Fig 5.

Role of microtubules and actin in virus/glycoprotein trafficking and patch formation. Cells were infected with VP26-GFP HSV-1 and fixed at 12 hpi. (A) TIRF micrograph of DMSO-treated sample stained with rhodamine-WGA to mark glycoprotein patches. (B) TIRF micrographs of infected cells treated for the noted intervals during infection with 10 μg/ml nocodazole (Noc). Cells were stained with WGA. Note that patches in the 4- to 12-hpi treatment sample are smaller, with fewer virions than the control. (C) TIRF micrographs of infected cells treated for the noted periods with 1.7 μg/ml cytochalasin B (CyB). Patches were labeled with WGA. Note that treatment has disrupted glycoprotein patch structures. (D) Graph depicts the percentage of cell membrane that is covered in glycoprotein-rich patches.

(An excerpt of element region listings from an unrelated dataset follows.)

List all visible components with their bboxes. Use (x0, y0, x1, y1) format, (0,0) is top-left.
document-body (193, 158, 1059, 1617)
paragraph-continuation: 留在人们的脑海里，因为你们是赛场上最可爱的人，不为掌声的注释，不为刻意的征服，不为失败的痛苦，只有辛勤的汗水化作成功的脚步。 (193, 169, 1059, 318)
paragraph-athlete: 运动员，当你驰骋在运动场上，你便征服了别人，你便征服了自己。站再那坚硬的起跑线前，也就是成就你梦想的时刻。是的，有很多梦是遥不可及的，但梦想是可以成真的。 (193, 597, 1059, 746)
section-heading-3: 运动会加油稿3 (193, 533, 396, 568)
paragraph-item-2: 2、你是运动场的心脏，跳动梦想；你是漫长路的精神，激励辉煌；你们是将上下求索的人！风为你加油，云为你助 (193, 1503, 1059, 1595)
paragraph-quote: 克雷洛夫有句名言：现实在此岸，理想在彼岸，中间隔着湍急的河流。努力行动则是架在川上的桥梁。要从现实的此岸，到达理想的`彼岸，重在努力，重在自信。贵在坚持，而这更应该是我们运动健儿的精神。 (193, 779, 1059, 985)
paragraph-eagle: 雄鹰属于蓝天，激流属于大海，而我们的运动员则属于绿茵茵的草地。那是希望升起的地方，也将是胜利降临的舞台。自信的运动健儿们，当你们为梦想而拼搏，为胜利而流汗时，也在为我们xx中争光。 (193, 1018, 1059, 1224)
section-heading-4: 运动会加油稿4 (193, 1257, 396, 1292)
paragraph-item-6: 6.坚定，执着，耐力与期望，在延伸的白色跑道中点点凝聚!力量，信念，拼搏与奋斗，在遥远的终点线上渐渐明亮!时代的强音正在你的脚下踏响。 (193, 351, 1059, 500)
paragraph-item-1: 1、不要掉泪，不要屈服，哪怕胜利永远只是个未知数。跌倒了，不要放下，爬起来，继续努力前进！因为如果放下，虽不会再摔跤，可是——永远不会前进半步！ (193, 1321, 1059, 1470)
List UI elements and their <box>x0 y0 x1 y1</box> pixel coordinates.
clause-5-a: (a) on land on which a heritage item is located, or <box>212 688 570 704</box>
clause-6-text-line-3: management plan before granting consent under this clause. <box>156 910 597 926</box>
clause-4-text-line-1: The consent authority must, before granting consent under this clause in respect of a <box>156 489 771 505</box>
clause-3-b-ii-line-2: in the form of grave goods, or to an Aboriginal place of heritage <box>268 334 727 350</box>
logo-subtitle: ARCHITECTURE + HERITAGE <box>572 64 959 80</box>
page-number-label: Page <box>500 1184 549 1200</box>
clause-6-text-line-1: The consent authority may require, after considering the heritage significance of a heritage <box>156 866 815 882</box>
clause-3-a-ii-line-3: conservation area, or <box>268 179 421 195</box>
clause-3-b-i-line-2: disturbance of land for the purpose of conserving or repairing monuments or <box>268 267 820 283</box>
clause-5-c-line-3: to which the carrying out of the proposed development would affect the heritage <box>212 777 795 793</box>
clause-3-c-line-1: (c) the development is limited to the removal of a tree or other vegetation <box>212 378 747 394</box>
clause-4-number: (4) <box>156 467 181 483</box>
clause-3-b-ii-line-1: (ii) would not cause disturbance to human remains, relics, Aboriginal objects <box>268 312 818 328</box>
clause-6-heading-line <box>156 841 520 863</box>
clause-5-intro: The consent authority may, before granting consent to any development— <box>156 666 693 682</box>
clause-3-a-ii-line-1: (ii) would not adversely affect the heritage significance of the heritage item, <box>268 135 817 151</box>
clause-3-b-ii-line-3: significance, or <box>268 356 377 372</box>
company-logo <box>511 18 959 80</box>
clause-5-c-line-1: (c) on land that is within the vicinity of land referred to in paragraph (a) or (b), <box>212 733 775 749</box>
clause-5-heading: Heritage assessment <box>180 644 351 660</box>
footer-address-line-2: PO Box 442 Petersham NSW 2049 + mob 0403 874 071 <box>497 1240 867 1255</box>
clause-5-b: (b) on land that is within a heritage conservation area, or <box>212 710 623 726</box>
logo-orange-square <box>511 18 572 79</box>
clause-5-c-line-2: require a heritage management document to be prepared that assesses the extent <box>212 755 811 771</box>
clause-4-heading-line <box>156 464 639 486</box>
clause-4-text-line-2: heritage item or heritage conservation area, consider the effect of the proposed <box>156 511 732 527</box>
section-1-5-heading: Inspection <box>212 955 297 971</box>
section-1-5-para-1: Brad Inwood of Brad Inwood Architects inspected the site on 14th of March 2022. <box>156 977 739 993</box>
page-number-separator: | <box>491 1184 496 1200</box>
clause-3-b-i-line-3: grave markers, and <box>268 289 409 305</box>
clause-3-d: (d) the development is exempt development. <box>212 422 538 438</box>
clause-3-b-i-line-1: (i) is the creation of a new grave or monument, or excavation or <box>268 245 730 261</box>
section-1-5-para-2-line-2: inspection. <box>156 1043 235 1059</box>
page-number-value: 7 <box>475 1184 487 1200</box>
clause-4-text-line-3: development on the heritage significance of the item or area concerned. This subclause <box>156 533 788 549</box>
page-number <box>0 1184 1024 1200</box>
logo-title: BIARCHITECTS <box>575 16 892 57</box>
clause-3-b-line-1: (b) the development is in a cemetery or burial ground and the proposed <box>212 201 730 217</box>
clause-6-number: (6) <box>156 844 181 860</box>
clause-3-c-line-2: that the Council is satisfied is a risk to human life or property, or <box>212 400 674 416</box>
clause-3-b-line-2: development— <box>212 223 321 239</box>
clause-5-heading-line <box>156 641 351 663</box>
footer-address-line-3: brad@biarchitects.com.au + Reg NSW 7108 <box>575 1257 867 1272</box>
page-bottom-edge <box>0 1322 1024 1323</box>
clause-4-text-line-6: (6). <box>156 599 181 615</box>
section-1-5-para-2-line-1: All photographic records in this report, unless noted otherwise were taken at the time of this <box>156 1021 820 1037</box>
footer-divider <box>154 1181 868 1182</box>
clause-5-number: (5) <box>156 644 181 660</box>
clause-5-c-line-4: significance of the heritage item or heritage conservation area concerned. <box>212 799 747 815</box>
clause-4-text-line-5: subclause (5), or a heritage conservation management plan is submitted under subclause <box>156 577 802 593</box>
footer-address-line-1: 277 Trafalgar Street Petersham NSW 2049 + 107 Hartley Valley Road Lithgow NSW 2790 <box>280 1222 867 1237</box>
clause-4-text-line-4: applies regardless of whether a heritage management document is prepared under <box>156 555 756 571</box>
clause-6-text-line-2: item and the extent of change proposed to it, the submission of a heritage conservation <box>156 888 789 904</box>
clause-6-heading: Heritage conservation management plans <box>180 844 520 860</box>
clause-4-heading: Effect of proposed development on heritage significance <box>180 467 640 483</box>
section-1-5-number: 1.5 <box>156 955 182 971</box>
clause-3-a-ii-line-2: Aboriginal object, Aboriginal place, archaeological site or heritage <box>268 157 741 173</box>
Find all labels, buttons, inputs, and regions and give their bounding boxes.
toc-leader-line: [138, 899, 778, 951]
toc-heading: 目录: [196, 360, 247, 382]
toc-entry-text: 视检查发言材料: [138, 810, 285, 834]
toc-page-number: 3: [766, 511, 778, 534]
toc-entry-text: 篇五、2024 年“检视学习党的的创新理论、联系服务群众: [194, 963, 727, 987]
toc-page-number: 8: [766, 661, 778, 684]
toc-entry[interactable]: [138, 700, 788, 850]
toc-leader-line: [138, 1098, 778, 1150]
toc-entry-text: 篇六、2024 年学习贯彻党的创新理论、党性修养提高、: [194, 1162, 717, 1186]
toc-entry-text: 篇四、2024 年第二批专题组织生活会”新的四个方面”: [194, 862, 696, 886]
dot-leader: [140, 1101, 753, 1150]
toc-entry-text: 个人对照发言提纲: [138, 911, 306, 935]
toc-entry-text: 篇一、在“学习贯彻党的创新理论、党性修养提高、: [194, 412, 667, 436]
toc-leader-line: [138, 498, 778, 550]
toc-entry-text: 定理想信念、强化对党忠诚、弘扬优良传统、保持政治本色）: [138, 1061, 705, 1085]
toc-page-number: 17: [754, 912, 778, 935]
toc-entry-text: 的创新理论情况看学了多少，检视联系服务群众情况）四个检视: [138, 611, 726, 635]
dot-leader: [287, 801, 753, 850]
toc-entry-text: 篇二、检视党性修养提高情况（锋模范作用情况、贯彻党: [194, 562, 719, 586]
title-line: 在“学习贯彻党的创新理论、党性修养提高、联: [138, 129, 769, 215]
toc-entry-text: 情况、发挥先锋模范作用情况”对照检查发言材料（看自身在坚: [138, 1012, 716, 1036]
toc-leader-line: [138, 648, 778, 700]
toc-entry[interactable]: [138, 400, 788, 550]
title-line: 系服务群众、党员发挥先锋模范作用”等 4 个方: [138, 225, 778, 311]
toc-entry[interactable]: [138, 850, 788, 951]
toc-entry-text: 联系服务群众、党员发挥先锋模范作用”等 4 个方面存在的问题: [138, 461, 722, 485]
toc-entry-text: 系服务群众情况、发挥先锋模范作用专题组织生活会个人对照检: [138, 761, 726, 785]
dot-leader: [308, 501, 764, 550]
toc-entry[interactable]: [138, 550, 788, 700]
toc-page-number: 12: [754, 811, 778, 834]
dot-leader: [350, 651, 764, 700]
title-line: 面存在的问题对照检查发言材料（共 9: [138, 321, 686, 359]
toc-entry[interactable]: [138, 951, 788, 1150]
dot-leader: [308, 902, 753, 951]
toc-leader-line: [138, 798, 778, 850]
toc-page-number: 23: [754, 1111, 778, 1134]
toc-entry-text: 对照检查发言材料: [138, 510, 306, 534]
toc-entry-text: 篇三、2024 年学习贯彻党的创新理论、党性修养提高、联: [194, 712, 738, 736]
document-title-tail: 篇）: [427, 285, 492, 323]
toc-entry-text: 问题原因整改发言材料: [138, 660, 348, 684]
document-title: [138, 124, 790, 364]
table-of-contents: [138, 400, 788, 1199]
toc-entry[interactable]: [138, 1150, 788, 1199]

Numbers were obtained by dividing the sum of the patch areas (that were above the 300-pixel cutoff) by the total area of the cellular adherent membrane visible in TIRF micrographs. (E) Graph depicts the amount of virus on the cellular adherent membrane visible by TIRF microscopy. Twenty-five cells per sample set were analyzed. Error bars are for the standard errors of the means. P values of treated samples compared to DMSO control samples are labeled the following: *, <0.05; **, <0.005; and ***, <0.0005.